It is so hard for me to put together a blog post today. Everywhere I turn the news is not good. I continue my job search today with a heavy heart as I think about everyone living in Israel. We know so many friends who know and love people who live there. I have family in Tel Aviv who are thankfully safe. But the social media posts and text messages have been ongoing.
I thought I’d try to stay off of Facebook this morning to give myself a break. I had no interest in opening Twitter/X, which I’m sure is filled with messages of antisemitism and hate. I don’t need to see any of that.
As I do every Monday, I logged on to LinkedIn to look for new jobs and start applying. I was surprised to see that LinkedIn was chock-full of supportive messages about Israel, the hostages, the safety of its soldiers, and the war against terrorism.
Even on LinkedIn, everyone seems to be distracted today for good reason. It’s not just me.
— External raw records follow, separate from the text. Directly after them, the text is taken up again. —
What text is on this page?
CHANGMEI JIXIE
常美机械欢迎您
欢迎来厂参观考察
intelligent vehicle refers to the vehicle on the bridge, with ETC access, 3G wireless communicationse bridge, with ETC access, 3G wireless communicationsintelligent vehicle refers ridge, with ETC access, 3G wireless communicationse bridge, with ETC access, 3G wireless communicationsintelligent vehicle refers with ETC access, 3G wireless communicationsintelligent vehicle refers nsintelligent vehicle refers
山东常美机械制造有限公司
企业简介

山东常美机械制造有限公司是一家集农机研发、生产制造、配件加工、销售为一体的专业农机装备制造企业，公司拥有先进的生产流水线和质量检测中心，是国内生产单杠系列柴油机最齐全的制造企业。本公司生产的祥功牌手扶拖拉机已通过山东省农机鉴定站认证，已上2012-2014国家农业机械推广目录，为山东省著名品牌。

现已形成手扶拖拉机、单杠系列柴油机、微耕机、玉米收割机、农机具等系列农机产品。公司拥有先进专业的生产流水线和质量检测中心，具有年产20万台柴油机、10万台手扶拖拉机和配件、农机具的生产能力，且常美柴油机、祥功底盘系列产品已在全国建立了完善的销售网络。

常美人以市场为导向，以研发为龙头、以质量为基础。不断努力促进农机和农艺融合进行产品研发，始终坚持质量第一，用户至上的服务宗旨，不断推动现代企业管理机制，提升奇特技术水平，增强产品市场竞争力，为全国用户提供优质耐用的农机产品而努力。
This morning, I took a walk and tried to enjoy the beauty of this day despite what is happening in the Middle East. And then, out of nowhere I started humming a song to myself. Feeling a little better, I took a selfie and posted it on Facebook with my Star of David necklace in full view. I also shared the following story.
I bought this necklace at a Hanukkah Bazaar years ago for no more than $40. I have gotten many compliments on it every time I wear it. Each of the six points on the star forms the colors of the rainbow. In the middle of the star is the Hebrew word and symbol “Chai” which means life. (Side note: Chai is not pronounced like the tea. You have to make the “kh” sound as in challah).
Anyway, last week I was in The Fresh Market by my house and the woman at the cash register wished me a Happy New Year. I looked at her strangely and asked how she knew I was Jewish.
She smiled and said, “Your necklace is beautiful.”
I thanked her and told her she made my day. I forgot I was wearing it even though it is always a part of my wardrobe.
It goes with everything.
It goes with me.
That was last week.
This week, I know some people who are afraid to wear their Stars of David jewelry in public or choose to hide them under their shirts for fear of hateful remarks that may come at them. I understand this, and I don’t blame them one bit. But as you can see from this photo, I wear my necklace for everyone to see. Of course, I am afraid someone might come up to me spew their hate to my face. But just like the terrorists on 9/11, I don’t want them to win. I can’t. I wear my necklace for the same reason that I still fly, travel, go to concerts, and enjoy life. Terrorism cannot win.
I also believe in the kindness of strangers, like that cashier. My faith is everything to me, and it tells me that Israel is strong. Her people are strong. Our community is strong. But, I know we are also hurting, so please check in on your Jewish friends, neighbors, and colleagues. Call your representatives to say you stand with Israel and they should too. And if you feel compelled (and are able to) make a donation to places like American Friends of Magen David Adom (Israel’s version of the Red Cross), please do.
Oh, and the song I was humming during my walk this morning was “The Hope” by Jewish musician, Rich Recht. Is it too soon to hope? Maybe. But it reminded me that sometimes hope is what gets us through the dark times. Please take a moment to click and listen and keep praying for peace.